Foot-and-mouth disease virus induces lysosomal degradation of host protein kinase PKR by 3C proteinase to facilitate virus replication

- FMDV infection triggers PKR mRNA expression, while decreases PKR protein levels.
- 3Cpro was responsible for FMDV-induced inhibition of PKR expression and activation.
- 3Cpro-induced PKR reduction was independent of its proteinase activity.
- 3Cpro induces PKR degradation by lysosomal pathway.

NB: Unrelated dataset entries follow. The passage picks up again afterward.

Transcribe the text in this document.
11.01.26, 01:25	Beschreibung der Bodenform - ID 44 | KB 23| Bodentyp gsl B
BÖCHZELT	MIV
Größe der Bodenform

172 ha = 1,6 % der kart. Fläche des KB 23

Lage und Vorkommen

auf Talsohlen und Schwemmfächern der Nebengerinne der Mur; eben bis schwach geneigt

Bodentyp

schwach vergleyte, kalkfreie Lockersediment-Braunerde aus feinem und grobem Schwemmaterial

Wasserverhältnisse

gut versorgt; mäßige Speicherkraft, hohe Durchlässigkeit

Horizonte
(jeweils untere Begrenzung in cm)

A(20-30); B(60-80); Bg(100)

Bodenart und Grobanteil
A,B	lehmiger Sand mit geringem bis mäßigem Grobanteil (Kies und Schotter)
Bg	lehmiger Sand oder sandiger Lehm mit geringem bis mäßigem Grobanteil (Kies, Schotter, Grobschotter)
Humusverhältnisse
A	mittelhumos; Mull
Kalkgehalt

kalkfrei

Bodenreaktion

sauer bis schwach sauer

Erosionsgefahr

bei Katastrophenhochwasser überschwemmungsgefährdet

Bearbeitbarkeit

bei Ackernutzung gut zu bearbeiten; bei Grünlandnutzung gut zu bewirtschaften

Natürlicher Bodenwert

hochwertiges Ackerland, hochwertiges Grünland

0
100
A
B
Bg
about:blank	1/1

The interferon-induced double-strand RNA activated protein kinase (PKR) plays important roles in host defense against viral infection. Here we demonstrate the significant antiviral role of PKR against foot-and-mouth disease virus (FMDV) and report that FMDV infection inhibits PKR expression and activation in porcine kidney (PK-15) cells. The viral nonstructural protein 3 C proteinase (3Cpro) is identified to be responsible for this inhibition. However, it is independent of the well-known proteinase activity of 3Cpro or 3Cpro-induced shutoff of host protein synthesis. We show that 3Cpro induces PKR degradation by lysosomal pathway and no interaction is determined between 3Cpro and PKR. Together, our results indicate that PKR acts an important antiviral factor during FMDV infection, and FMDV has evolved a strategy to overcome PKR-mediated antiviral role by downregulation of PKR protein.